John Brownlee from Fast Company sums this up succinctly in the following statement:
“Although most people call any emblem that has been designed to visually represent a brand a logo, “logo” is usually taken to be short for “logotype,” which literally means “word imprint” in Greek. This is why we sometimes call logotypes “wordmarks.” According to this line of thinking, the only true logos are the ones that contain nothing but stylised letters, representing the literal name of a company. In its curlicue cursive, the distinctive Coca-Cola emblem is a logo. So is Paul Rand’s Venetian Blind IBM wordmark . Other logos include CNN, Sony, Samsung, Ray-Ban, Dell, NASA, Fed-Ex, and even Fast Company. Basically, if you see something in a company’s emblem that can’t be read, it’s not strictly a logo. Or, at least, a logotype”.
So why would symbols be used in a logo design, why not just use a logotype? Whereas a symbol is a whole and complete image, words are made up of fragmented letterforms that must be read and understood in the language it has been written. This means a symbol is processed instantly and intuitively while a word must be read and understood, associations need to be drawn from that word or statement. The way and speed in which we process these two concepts is very different.

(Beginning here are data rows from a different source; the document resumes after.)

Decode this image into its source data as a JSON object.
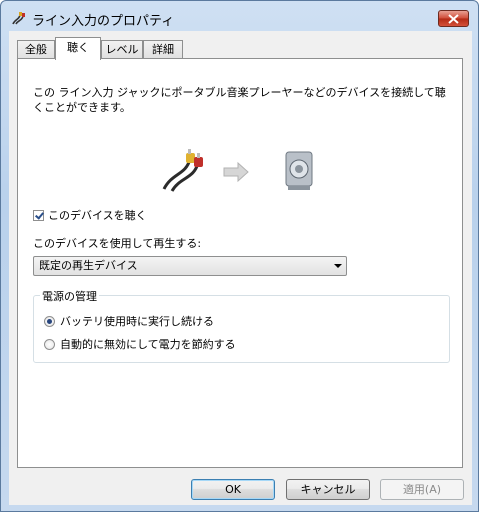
{
  "window": {
    "title": "ライン入力のプロパティ",
    "icon": "audio-cable-icon"
  },
  "tabs": [
    {
      "label": "全般"
    },
    {
      "label": "聴く"
    },
    {
      "label": "レベル"
    },
    {
      "label": "詳細"
    }
  ],
  "active_tab": "聴く",
  "listen": {
    "description": "この ライン入力 ジャックにポータブル音楽プレーヤーなどのデバイスを接続して聴くことができます。",
    "listen_checkbox_label": "このデバイスを聴く",
    "listen_checked": true,
    "playback_label": "このデバイスを使用して再生する:",
    "playback_device": "既定の再生デバイス",
    "power_group_title": "電源の管理",
    "power_options": [
      {
        "label": "バッテリ使用時に実行し続ける",
        "selected": true
      },
      {
        "label": "自動的に無効にして電力を節約する",
        "selected": false
      }
    ]
  },
  "buttons": {
    "ok": "OK",
    "cancel": "キャンセル",
    "apply": "適用(A)"
  },
  "colors": {
    "close_button": "#cf4a36",
    "selection": "#27457d"
  }
}
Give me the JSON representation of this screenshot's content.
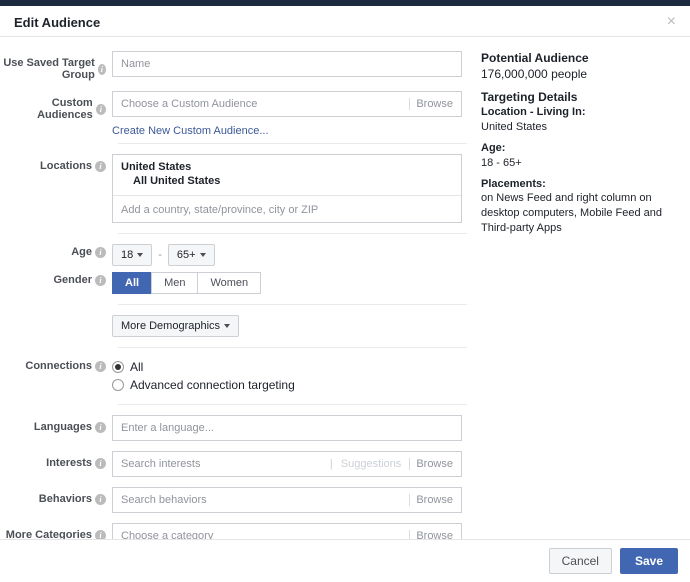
{
  "title": "Edit Audience",
  "labels": {
    "useSavedTargetGroup": "Use Saved Target Group",
    "customAudiences": "Custom Audiences",
    "locations": "Locations",
    "age": "Age",
    "gender": "Gender",
    "connections": "Connections",
    "languages": "Languages",
    "interests": "Interests",
    "behaviors": "Behaviors",
    "moreCategories": "More Categories"
  },
  "placeholders": {
    "name": "Name",
    "customAudience": "Choose a Custom Audience",
    "locationAdd": "Add a country, state/province, city or ZIP",
    "language": "Enter a language...",
    "interests": "Search interests",
    "behaviors": "Search behaviors",
    "category": "Choose a category"
  },
  "links": {
    "createCustomAudience": "Create New Custom Audience...",
    "browse": "Browse",
    "suggestions": "Suggestions"
  },
  "locations": {
    "selected": "United States",
    "sub": "All United States"
  },
  "age": {
    "min": "18",
    "max": "65+"
  },
  "gender": {
    "options": [
      "All",
      "Men",
      "Women"
    ],
    "selected": "All"
  },
  "moreDemographics": "More Demographics",
  "connections": {
    "all": "All",
    "advanced": "Advanced connection targeting",
    "selected": "all"
  },
  "sidebar": {
    "potentialTitle": "Potential Audience",
    "potentialValue": "176,000,000 people",
    "targetingTitle": "Targeting Details",
    "locationLabel": "Location - Living In:",
    "locationValue": "United States",
    "ageLabel": "Age:",
    "ageValue": "18 - 65+",
    "placementsLabel": "Placements:",
    "placementsValue": "on News Feed and right column on desktop computers, Mobile Feed and Third-party Apps"
  },
  "footer": {
    "cancel": "Cancel",
    "save": "Save"
  }
}
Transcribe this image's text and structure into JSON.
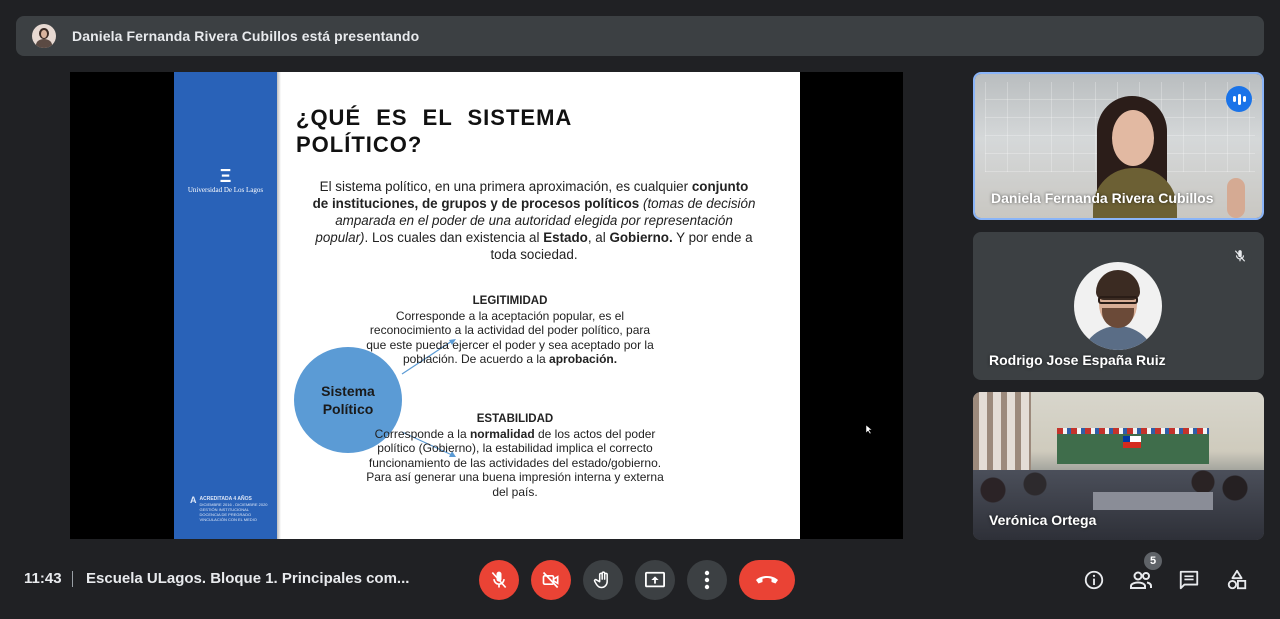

This is what makes an icon logo so powerful, it’s the combination of both icon and type that packs a powerful punch. It’s the immediacy of the icon symbol combined with the power of word association that makes a icon logo so relevant, powerful and meaningful.
Metaphors and universal symbols often employed by graphic designers to create the instant recognition of a concept (sometimes in a very emotive and subconscious way) and allows the strategy behind the brand to be both widely accessible and memorable. Often the viewer perceives the meaning of the symbol without the need to think or anaylze, it’s a more sensory, emotive perception. Whereas a wordmark logo needs the viewer to read and then translate the language and meaning of the words used, a symbol combined with a wordmark cuts straight to an intuitive interpretation. This is casting the largest possible net with communicating within the demographic that the logo is targeting. An archetypal or universal symbol allows for the broadest communication reach, which in the end is one of the primary goals with logo design. That’s not to say a logotype alone isn’t effective (Coca Cola being the obvious example) but an icon definitely can provide additional meaning.
There are many factors in creating a powerful logo; is it scalable, does it work in black and white, can it be translated across multiple platforms, does it have impact and cut through, but most importantly is it memorable and meaningful? Symbolism and metaphor is a rocket ship to making a meaningful connection with an audience and using an icon combined with a logotype is one of the most effective ways of achieving this. What better way to sum up this blog with a quote from the pioneer in psychology, biology, politics, logic, chemistry, and botany, Aristotle?
“The soul never thinks without an image.”